Paul Crockett’s Second Chair

 

So I didn’t make it to the Jackson County Fair this year.  A couple things got in the way.  Plans to visit Topsail Island, NC and look at the Atlantic Ocean with my dear wife, Carrie, will always win out.  We did get home in time to perhaps make it up on Friday.  Too much to do and too blasted hot made this a no-go.  That makes me sad too.  There is nothing, and I mean NOTHING like THEE Jackson County Fair (my apologies to Ohio State aficionados, but only today).

I know the Paul Crockett Memorial at The Brownstown Speedway on the Jackson County Fairgrounds was held during the fair.  I get wistful each and every time I think about Paul Crockett.  I loved that man.

Twenty-five years ago I wrote a column that appeared in this very publication.  I made an allusion to my childhood growing up in Brownstown being somewhat like that I saw on television in the form of the fictional town of Mayberry on The Andy Griffith Show.   As a child I lived on the last proper street on the East side of town.  That was Jackson Street.  And yes, the old Jackson County Jail was a two minute bike ride from my house.

It really was like Mayberry.  I know the town police officer, Russell Martin, was not anything like Barney Fife.  But I can tell you that Russell pulled me over on my bike once.  He thought I was going to hurt myself flying down Walnut Street as I was heading down the hill toward the Library and Town Hall.

That library was so important to me.  Miss Maude McMahan was the town librarian.  She was also my next door neighbor on Jackson Street across from, well, Cross Street.  Miss Maude broadened my literary horizons.  Though I was only ten, she led me to a book by George Plimpton called Paper Lion.  Plimpton was a participatory journalist.  He found a way into experiences like no else before or since.  In this case, he was invited to the Detroit Lions training camp.  He played quarterback, sort of.  Years later a film starring Alan Alda by the same name was made.  I have seen it too.  But you better know that I was thinking of Miss Maude, though she was no longer with us, when I met George Plimpton in 1987 some nine years after Maude turned me on to his work.  Plimpton gave me advice I carry to this day.  I wish Maude would have lived long enough to hear about it.

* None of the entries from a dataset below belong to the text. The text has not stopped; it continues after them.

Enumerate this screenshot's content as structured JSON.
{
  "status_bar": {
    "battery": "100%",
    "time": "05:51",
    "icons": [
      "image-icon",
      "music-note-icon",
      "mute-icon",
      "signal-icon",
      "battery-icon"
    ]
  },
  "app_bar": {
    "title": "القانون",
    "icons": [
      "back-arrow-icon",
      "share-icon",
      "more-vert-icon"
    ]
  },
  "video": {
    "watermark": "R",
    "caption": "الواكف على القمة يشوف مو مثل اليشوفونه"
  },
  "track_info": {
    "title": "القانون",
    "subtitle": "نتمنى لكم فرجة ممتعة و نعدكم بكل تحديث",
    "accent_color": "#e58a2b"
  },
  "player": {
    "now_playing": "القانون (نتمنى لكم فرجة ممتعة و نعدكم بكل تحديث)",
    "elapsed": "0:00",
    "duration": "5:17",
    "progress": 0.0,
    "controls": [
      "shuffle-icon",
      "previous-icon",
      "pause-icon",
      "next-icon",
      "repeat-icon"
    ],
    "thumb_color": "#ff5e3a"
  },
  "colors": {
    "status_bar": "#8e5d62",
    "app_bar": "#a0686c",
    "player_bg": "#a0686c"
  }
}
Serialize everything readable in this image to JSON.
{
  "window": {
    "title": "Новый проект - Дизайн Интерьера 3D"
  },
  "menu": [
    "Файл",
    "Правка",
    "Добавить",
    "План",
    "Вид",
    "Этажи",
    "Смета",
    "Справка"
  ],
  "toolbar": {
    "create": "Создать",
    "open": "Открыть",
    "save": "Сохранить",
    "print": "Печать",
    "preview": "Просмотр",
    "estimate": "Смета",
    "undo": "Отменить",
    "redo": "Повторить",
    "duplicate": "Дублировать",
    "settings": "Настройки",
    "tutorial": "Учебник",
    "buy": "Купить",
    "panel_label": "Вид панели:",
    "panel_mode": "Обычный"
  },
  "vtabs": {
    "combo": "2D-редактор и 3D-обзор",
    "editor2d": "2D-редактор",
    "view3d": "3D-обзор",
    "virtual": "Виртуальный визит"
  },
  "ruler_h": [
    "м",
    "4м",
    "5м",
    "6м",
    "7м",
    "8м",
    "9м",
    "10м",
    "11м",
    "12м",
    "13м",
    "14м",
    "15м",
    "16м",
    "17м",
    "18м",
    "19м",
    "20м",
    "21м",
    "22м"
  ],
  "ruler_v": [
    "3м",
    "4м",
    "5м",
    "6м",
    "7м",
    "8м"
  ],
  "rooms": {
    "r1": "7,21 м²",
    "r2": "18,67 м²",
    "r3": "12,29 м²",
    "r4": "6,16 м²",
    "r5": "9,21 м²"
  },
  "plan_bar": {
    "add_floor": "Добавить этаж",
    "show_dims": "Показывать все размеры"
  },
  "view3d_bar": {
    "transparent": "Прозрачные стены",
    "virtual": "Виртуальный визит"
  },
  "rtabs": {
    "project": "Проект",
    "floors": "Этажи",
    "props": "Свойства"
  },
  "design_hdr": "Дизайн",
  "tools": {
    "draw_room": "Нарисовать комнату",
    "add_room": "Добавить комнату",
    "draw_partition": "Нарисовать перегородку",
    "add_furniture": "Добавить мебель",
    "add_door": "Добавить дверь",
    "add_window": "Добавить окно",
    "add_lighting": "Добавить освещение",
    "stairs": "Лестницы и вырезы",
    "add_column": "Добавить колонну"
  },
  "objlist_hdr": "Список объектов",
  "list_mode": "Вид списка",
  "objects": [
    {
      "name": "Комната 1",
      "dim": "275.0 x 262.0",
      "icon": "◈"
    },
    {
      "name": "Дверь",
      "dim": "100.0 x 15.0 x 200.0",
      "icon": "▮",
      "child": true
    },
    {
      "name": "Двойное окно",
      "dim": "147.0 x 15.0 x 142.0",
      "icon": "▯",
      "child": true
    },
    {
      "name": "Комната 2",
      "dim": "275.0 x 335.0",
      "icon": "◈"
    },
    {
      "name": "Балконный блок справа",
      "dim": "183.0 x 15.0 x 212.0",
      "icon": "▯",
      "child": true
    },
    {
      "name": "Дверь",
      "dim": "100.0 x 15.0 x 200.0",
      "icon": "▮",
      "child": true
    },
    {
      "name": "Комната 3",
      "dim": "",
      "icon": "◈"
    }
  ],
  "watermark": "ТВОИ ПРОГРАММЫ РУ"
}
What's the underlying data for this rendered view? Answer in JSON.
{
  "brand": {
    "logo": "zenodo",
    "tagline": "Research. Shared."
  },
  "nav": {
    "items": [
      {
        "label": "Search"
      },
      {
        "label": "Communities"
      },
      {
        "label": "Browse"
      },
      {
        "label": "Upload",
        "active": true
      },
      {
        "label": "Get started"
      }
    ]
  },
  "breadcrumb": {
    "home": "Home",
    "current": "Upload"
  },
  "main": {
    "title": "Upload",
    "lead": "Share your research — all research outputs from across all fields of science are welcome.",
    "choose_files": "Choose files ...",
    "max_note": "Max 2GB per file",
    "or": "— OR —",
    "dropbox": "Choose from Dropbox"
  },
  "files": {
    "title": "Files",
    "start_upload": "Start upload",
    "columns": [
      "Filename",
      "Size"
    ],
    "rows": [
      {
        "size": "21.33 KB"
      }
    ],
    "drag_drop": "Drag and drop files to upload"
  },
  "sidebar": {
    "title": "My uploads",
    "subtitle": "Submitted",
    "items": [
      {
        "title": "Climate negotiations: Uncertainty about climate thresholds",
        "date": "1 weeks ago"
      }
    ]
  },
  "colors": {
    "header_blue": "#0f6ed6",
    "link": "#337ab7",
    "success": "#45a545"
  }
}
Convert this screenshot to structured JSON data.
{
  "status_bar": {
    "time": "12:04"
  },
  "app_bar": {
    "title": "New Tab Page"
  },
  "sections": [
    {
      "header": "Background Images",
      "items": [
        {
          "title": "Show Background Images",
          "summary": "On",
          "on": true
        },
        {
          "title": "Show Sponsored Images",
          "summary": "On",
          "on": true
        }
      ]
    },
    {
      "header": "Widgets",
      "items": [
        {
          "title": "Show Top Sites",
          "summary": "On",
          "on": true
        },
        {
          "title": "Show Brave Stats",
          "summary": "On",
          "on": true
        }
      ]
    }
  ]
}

Just like Mayberry and Floyd’s Barbershop, I had my barbershop.  It was Paul Crockett’s Barbershop.

Paul Crockett, if you don’t know, was a dirt track racing legend.  I can’t begin to tell you all the tracks he raced or all the personalities he encountered in racing circles.  We don’t have enough time for that here.

What I can tell you is that as a child, when I was not getting my haircut in Crockett’s Barbershop, I was in Paul’s shop listening to the old men in the shop and the stories they told.  I’d get a bottle of pop out of the old chest soft-drink machine and sit and listen so intently that on some occasions my pop would be warm before I had even gotten to it.

But for me, the best part of those visits was when Paul Crockett would grab a rag and whip it about the seat of the “second” chair in the barbershop that was empty.  Only then, at Paul’s behest, would I beamingly take my place in it.  I never asked.  He invited me to sit there.  I sat there and listened intently to Paul’s stories about racing against Jim Curry, Russ Petro, Ira Bastin, and more.  It fills my soul today to know I was there.

I moved from Brownstown in 1979.  More than a decade later I was walking through town just looking around and reminiscing.  As I was walking through an alley that led toward Paul’s shop, I walked on toward the main drag.  A voice called out to me.  It was Paul.  “Hey John Henry!  Where have you been keeping yourself the last ten years?”

And one last time, I was in the presence of greatness that was Paul Crockett.

One thought on “Paul Crockett’s Second Chair

  1. Danny, your comments brought a huge smile on my face and in my heart. Thank you for your kind words. Yes, I have those same memories of all the races, his fans, his foes, his customers and our small town. Dad definitely loved it all.